Decoração natalina em shopping de Friburgo. swissinfo.ch

Com todo um folclore comercial em torno do Natal, quase se esquece que a festa mais vistosa do cristianismo evoca o nascimento do Salvador.

A enorme carga simbólica da comemoração não esconde, porém, origens pagãs em que está calcada.

Os primeiros cristãos celebravam Natal na Epifania (apresentação de Jesus menino aos reis magos), como ainda o faz boa parte dos ortodoxos.

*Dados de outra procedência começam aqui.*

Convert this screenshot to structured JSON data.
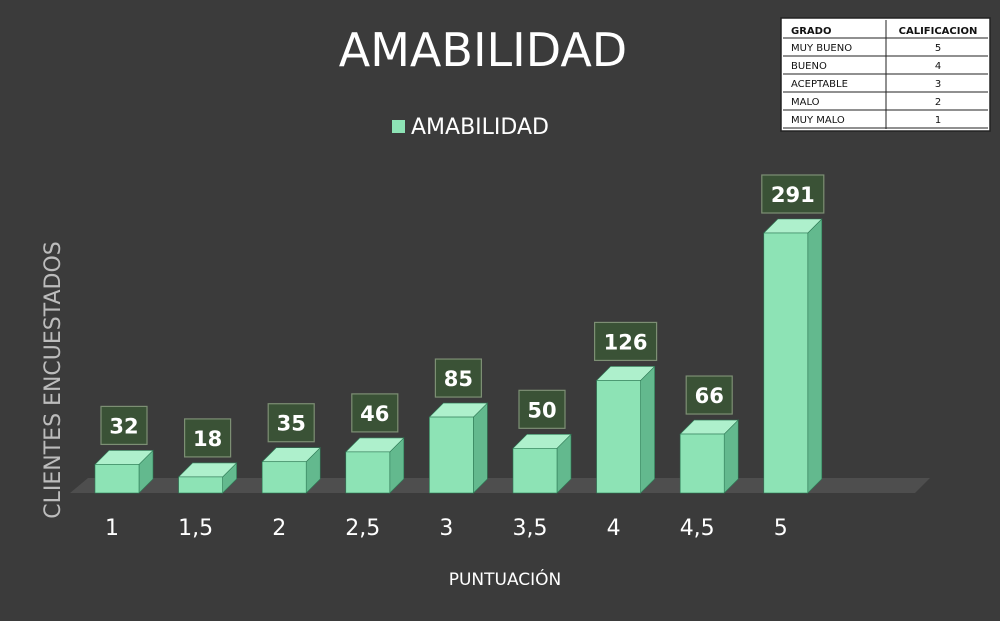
{
  "chart_data": {
    "type": "bar",
    "title": "AMABILIDAD",
    "xlabel": "PUNTUACIÓN",
    "ylabel": "CLIENTES ENCUESTADOS",
    "categories": [
      "1",
      "1,5",
      "2",
      "2,5",
      "3",
      "3,5",
      "4",
      "4,5",
      "5"
    ],
    "series": [
      {
        "name": "AMABILIDAD",
        "values": [
          32,
          18,
          35,
          46,
          85,
          50,
          126,
          66,
          291
        ]
      }
    ],
    "ylim": [
      0,
      291
    ],
    "grid": false,
    "legend": "top-center",
    "bar_style": "3d"
  },
  "colors": {
    "background": "#3b3b3b",
    "bar_front": "#8de3b5",
    "bar_side": "#63b98e",
    "bar_top": "#aef0cc",
    "label_box": "#3a5236",
    "floor": "#4e4e4e"
  },
  "grade_table": {
    "headers": [
      "GRADO",
      "CALIFICACION"
    ],
    "rows": [
      [
        "MUY BUENO",
        "5"
      ],
      [
        "BUENO",
        "4"
      ],
      [
        "ACEPTABLE",
        "3"
      ],
      [
        "MALO",
        "2"
      ],
      [
        "MUY MALO",
        "1"
      ]
    ]
  }
}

A transferência para 25 de dezembro aconteceu no século IV, na época de Constantino, imperador romano convertido ao cristianismo que impôs a nova crença como religião oficial.

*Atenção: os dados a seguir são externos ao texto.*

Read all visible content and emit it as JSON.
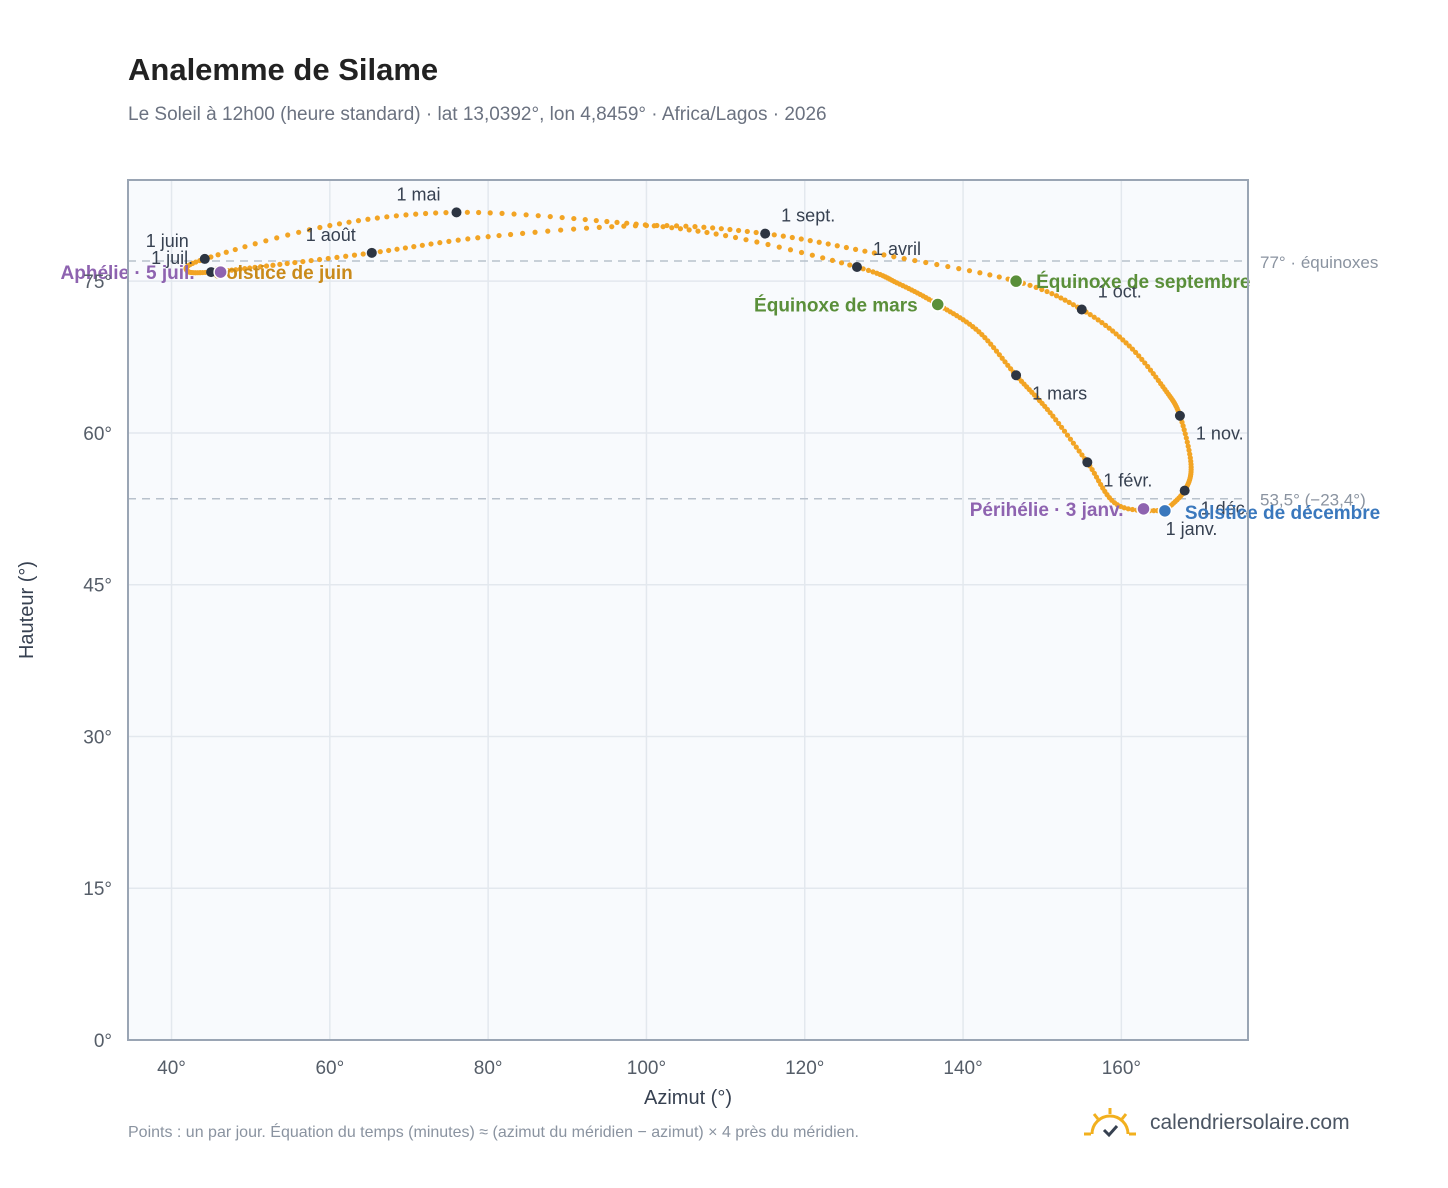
{
  "header": {
    "title": "Analemme de Silame",
    "subtitle": "Le Soleil à 12h00 (heure standard) · lat 13,0392°, lon 4,8459° · Africa/Lagos · 2026"
  },
  "footer": {
    "note": "Points : un par jour. Équation du temps (minutes) ≈ (azimut du méridien − azimut) × 4 près du méridien.",
    "brand": "calendriersolaire.com",
    "brand_icon": "sun-check-icon"
  },
  "colors": {
    "curve": "#f2a424",
    "month_marker": "#2d3542",
    "equinox": "#5a8f3a",
    "june_solstice": "#c98a1a",
    "december_solstice": "#3a78bd",
    "aphelion_perihelion": "#8e63b0",
    "reference_line": "#b8c1cc",
    "plot_background": "#f8fafd"
  },
  "chart_data": {
    "type": "scatter",
    "title": "Analemme de Silame",
    "xlabel": "Azimut (°)",
    "ylabel": "Hauteur (°)",
    "xlim": [
      34.5,
      176
    ],
    "ylim": [
      0,
      85
    ],
    "x_ticks": [
      40,
      60,
      80,
      100,
      120,
      140,
      160
    ],
    "x_tick_labels": [
      "40°",
      "60°",
      "80°",
      "100°",
      "120°",
      "140°",
      "160°"
    ],
    "y_ticks": [
      0,
      15,
      30,
      45,
      60,
      75
    ],
    "y_tick_labels": [
      "0°",
      "15°",
      "30°",
      "45°",
      "60°",
      "75°"
    ],
    "grid": true,
    "reference_lines": [
      {
        "y": 77.0,
        "label": "77° · équinoxes"
      },
      {
        "y": 53.5,
        "label": "53,5° (−23,4°)"
      }
    ],
    "month_markers": [
      {
        "label": "1 janv.",
        "az": 165.6,
        "alt": 52.3
      },
      {
        "label": "1 févr.",
        "az": 155.7,
        "alt": 57.1
      },
      {
        "label": "1 mars",
        "az": 146.7,
        "alt": 65.7
      },
      {
        "label": "1 avril",
        "az": 126.6,
        "alt": 76.4
      },
      {
        "label": "1 mai",
        "az": 76.0,
        "alt": 81.8
      },
      {
        "label": "1 juin",
        "az": 44.2,
        "alt": 77.2
      },
      {
        "label": "1 juil.",
        "az": 45.0,
        "alt": 75.9
      },
      {
        "label": "1 août",
        "az": 65.3,
        "alt": 77.8
      },
      {
        "label": "1 sept.",
        "az": 115.0,
        "alt": 79.7
      },
      {
        "label": "1 oct.",
        "az": 155.0,
        "alt": 72.2
      },
      {
        "label": "1 nov.",
        "az": 167.4,
        "alt": 61.7
      },
      {
        "label": "1 déc.",
        "az": 168.0,
        "alt": 54.3
      }
    ],
    "events": [
      {
        "label": "Équinoxe de mars",
        "az": 136.8,
        "alt": 72.7,
        "kind": "equinox"
      },
      {
        "label": "Équinoxe de septembre",
        "az": 146.7,
        "alt": 75.0,
        "kind": "equinox"
      },
      {
        "label": "Solstice de juin",
        "az": 46.3,
        "alt": 75.9,
        "kind": "june_solstice"
      },
      {
        "label": "Solstice de décembre",
        "az": 165.5,
        "alt": 52.3,
        "kind": "december_solstice"
      },
      {
        "label": "Aphélie · 5 juil.",
        "az": 46.2,
        "alt": 75.9,
        "kind": "aphelion"
      },
      {
        "label": "Périhélie · 3 janv.",
        "az": 162.8,
        "alt": 52.5,
        "kind": "perihelion"
      }
    ],
    "series": [
      {
        "points": [
          [
            165.6,
            52.3
          ],
          [
            159.5,
            52.9
          ],
          [
            155.7,
            57.1
          ],
          [
            151.0,
            62.0
          ],
          [
            146.7,
            65.7
          ],
          [
            142.0,
            70.0
          ],
          [
            136.8,
            72.7
          ],
          [
            132.0,
            74.7
          ],
          [
            126.6,
            76.4
          ],
          [
            110.0,
            79.5
          ],
          [
            95.0,
            80.9
          ],
          [
            76.0,
            81.8
          ],
          [
            60.0,
            80.5
          ],
          [
            44.2,
            77.2
          ],
          [
            42.0,
            76.0
          ],
          [
            45.0,
            75.9
          ],
          [
            52.0,
            76.5
          ],
          [
            65.3,
            77.8
          ],
          [
            80.0,
            79.4
          ],
          [
            100.0,
            80.5
          ],
          [
            115.0,
            79.7
          ],
          [
            130.0,
            77.6
          ],
          [
            146.7,
            75.0
          ],
          [
            155.0,
            72.2
          ],
          [
            161.0,
            68.6
          ],
          [
            165.5,
            64.3
          ],
          [
            167.4,
            61.7
          ],
          [
            168.8,
            56.9
          ],
          [
            168.0,
            54.3
          ],
          [
            165.5,
            52.3
          ]
        ]
      }
    ]
  }
}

O objetivo da mudança era fazer coincidir o nascimento de Cristo com o solstício de inverno, erradamente fixado em 25 de dezembro. (O dia mais curto do ano, no hemisfério norte é dia 21 O erro ocorreu quando se passou ao calendário juliano, no império de Júlio César, em 45 a.C. Esse calendário solar – e não lunar, como o precedente – seria substituído em 1582 pelo calendário gregoriano).

Cristo no lugar de Mitra

No solstício de inverno realizavam-se, na Roma Antiga, de 17 a 24 de dezembro, as Saturnais (em referência ao deus Saturno), festa em que se cometiam muitos excessos. Festas semelhantes eram celebradas em nações do norte da Europa.

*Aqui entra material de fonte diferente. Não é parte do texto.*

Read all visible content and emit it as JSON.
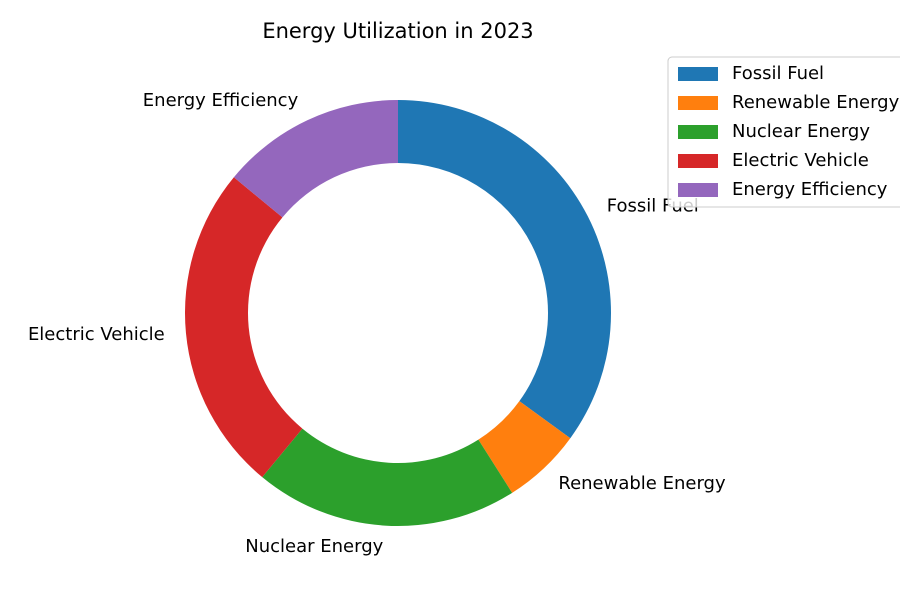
{
  "chart_data": {
    "type": "pie",
    "donut": true,
    "title": "Energy Utilization in 2023",
    "categories": [
      "Fossil Fuel",
      "Renewable Energy",
      "Nuclear Energy",
      "Electric Vehicle",
      "Energy Efficiency"
    ],
    "values": [
      35,
      6,
      20,
      25,
      14
    ],
    "colors": [
      "#1f77b4",
      "#ff7f0e",
      "#2ca02c",
      "#d62728",
      "#9467bd"
    ],
    "start_angle": "top, clockwise",
    "legend": {
      "placement": "top-right",
      "entries": [
        "Fossil Fuel",
        "Renewable Energy",
        "Nuclear Energy",
        "Electric Vehicle",
        "Energy Efficiency"
      ]
    }
  }
}
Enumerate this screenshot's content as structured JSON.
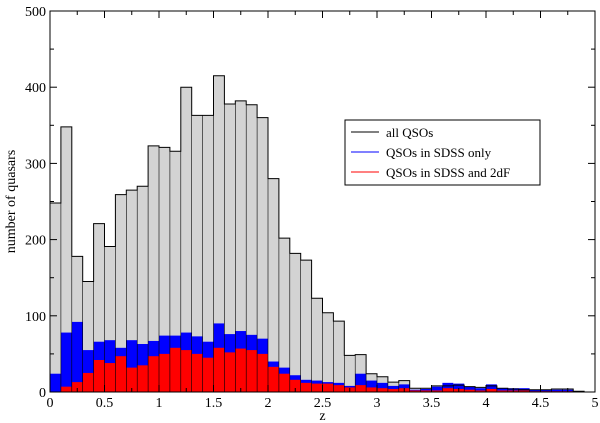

A mudança de data para a comemoração do nascimento de Jesus tem motivo adicional: dia 25 de dezembro celebrava-se o culto de Mitra (deus do Sol, importado da Pérsia) que havia florescido especialmente no Império Romano, nos primeiros séculos.

E se era celebrado o solstício do inverno, ou seja, no período em que a escuridão ganhava da luz, pois o dia era mais curto, o período coincidia também com a promessa de dias melhores, menos frios, mais luminosos, mais quentes com a volta do Sol, sem o qual a vida na Terra é impossível.

A festa cristã se encaixava perfeitamente para comemoração do nascimento d’Aquele que se apresentava como “o caminho, a verdade e a vida”, o próprio Cristo. Natal, ou seja, “dia do nascimento do Senhor” visaria então descartar festas pagãs celebradas na noite de 24 para 25 de dezembro.

Presépio italiano

Já o presépio e o pinheiro são muito mais recentes e não teriam tomado nada emprestado de outros cultos.

As representações do estábulo em Belém e das cenas relativas ao nascimento de Cristo. O evangelho de São Lucas (cap.2) assinala que o menino Jesus foi depositado numa manjedoura do estábulo onde Maria e José encontraram refúgio na cidade. Por extensão, o presépio foi aplicado a todo o estábulo.

Na Itália, no século XV, havia o costume de reproduzir nas igrejas, no período do Natal, um estábulo com Maria, José, o menino Jesus e os pastores com os carneiros, com base na narração de Lucas.

Os presépios nas casas de família só apareceriam dois séculos mais tarde, também na Itália.

Origem longínqua

Os reis magos eram acrescentados na festa da Epifania, dia 6 de janeiro. Já as figuras do asno e do boi, elas derivam de um evangelho apócrifo, o chamado pseudo-Mateus e foram englobadas nessa tradição católica.

A origem dos presépios de hoje vão mais longe: remontam aos séculos X e XI, quando figuras eram representadas em paisagem artificial nos espetáculos religiosos na França, Germânia e Inglaterra.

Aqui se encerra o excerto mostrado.